Xi Jinping’s expected anointment for an unprecedented third term as general secretary of the Chinese Communist Party (CCP) is likely to generate global headlines when the party’s five-yearly National Congress begins on 16 October.
But with that outcome so widely forecast, interpreters of the CCP’s tea leaves will be paying closer attention to a range of more contested – and sometimes byzantine – issues that will shape China’s trajectory for the next five years, and reverberate around the world.
These are five key issues to watch out for during Xi’s political report, a dry but authoritative account of the CCP’s policy priorities for the next five years, and the subsequent deliberations over personnel appointments.
1. From market economy to ‘common prosperity’
As the world grapples with the economic impact of Russia’s invasion of Ukraine, the Chinese economy is entering particularly choppy waters.
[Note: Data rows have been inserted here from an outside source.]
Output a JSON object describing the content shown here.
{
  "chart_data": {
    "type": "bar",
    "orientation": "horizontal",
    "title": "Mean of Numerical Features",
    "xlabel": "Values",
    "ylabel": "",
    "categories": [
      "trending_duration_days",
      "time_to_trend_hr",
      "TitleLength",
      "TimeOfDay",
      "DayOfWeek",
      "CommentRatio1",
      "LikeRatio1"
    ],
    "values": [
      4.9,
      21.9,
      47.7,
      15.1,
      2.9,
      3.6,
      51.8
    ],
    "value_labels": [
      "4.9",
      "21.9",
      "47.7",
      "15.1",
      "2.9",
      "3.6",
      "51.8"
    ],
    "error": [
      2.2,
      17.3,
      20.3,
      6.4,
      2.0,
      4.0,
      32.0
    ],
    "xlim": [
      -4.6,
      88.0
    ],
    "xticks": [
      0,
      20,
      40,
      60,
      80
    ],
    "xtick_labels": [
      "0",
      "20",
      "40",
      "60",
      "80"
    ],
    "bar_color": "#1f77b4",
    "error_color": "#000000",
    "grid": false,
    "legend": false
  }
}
China is forecast to grow at a slower rate than the rest of Asia for the first time in more than 30 years, according to the World Bank, as the impact of Xi’s COVID zero policies compounds a growing list of structural and cyclical challenges.
Xi is under pressure to offer some new prescriptions for the world’s second biggest economy, and he is likely to signal further shifts away from the market economics that propelled Chinese growth for decades toward his vision of ‘common prosperity’.
His ambition is to redefine progress, not in terms of producing double-digit growth, but in tackling long-standing challenges such as demographic decline, social inequality and high property prices – thereby meeting ‘people’s ever-growing needs for a better life’.
China’s leader may have arrived at the right diagnosis, but he has so far failed to find measures that deliver common prosperity. He will use the Party Congress to redesign some policy measures, likely putting a stronger focus on the development of rural areas to promote economic dynamism and generate employment opportunities.
2. COVID zero to endure?
While most of the world has opened up and learned to live with COVID-19, China is still pursuing a COVID zero policy that requires frequent lockdowns, stringent movement controls and closed borders. This approach has intensified economic pressures, exacerbated high youth unemployment, and is testing the patience of China’s upwardly mobile middle classes.
Those not employed by the state have been particularly hard hit and it is difficult to see how China’s economy can start to crank up again until Beijing reduces internal restrictions and reconnects with the world.
Xi has championed the COVID zero policy, which Beijing continues to insist is vital to protect vulnerable people and support economic and social stability. So, observers will be playing close attention to his political report for any signs of a possible softening or indications of alternative future pathways for managing the pandemic. But a wholesale shift does not appear to be on the cards.
3. Xi Jinping’s team
Sinologists’ enthusiasm for predicting leadership changes in the CCP is not matched by their ability to do so. The party’s roots as a secret organization ensure that it keeps a tight lid on information about top leaders.
Observers will be closely following appointments to the seven-member Politburo Standing Committee, the apex of power for the CCP and China’s supreme decision-making body. These choices will shape China’s future policy trajectory and give some signals about the extent of Xi’s concentration of power and his future plans.
Names to watch for possible promotion include Xi allies such as He Lifeng, currently head of the National Development Reform Commission, a key economic planning entity, and Zhang Qingwei, currently the party secretary of Hunan, an important and populous province.
As Vice Premier Sun Chunlan, the only woman on the Politburo, reaches the retirement age, there is also likely to be a slot open for her replacement, with Shan Yiqin, the party secretary of Guizhou, one potential option.
Tracking the fate of key Xi allies will also indicate how far he has managed to overturn the collective leadership system he inherited in 2012 and how comprehensively the CCP endorses this more centralized approach to governing China.
4. Taiwan
After the escalating tensions of the last few months, analysts will be looking for any possible change in tone when Xi speaks about Taiwan, a self-governing island that China claims as a renegade province. During the past five years, Xi has approached the outside world with a mix of high-octane rhetoric with pragmatism and patience.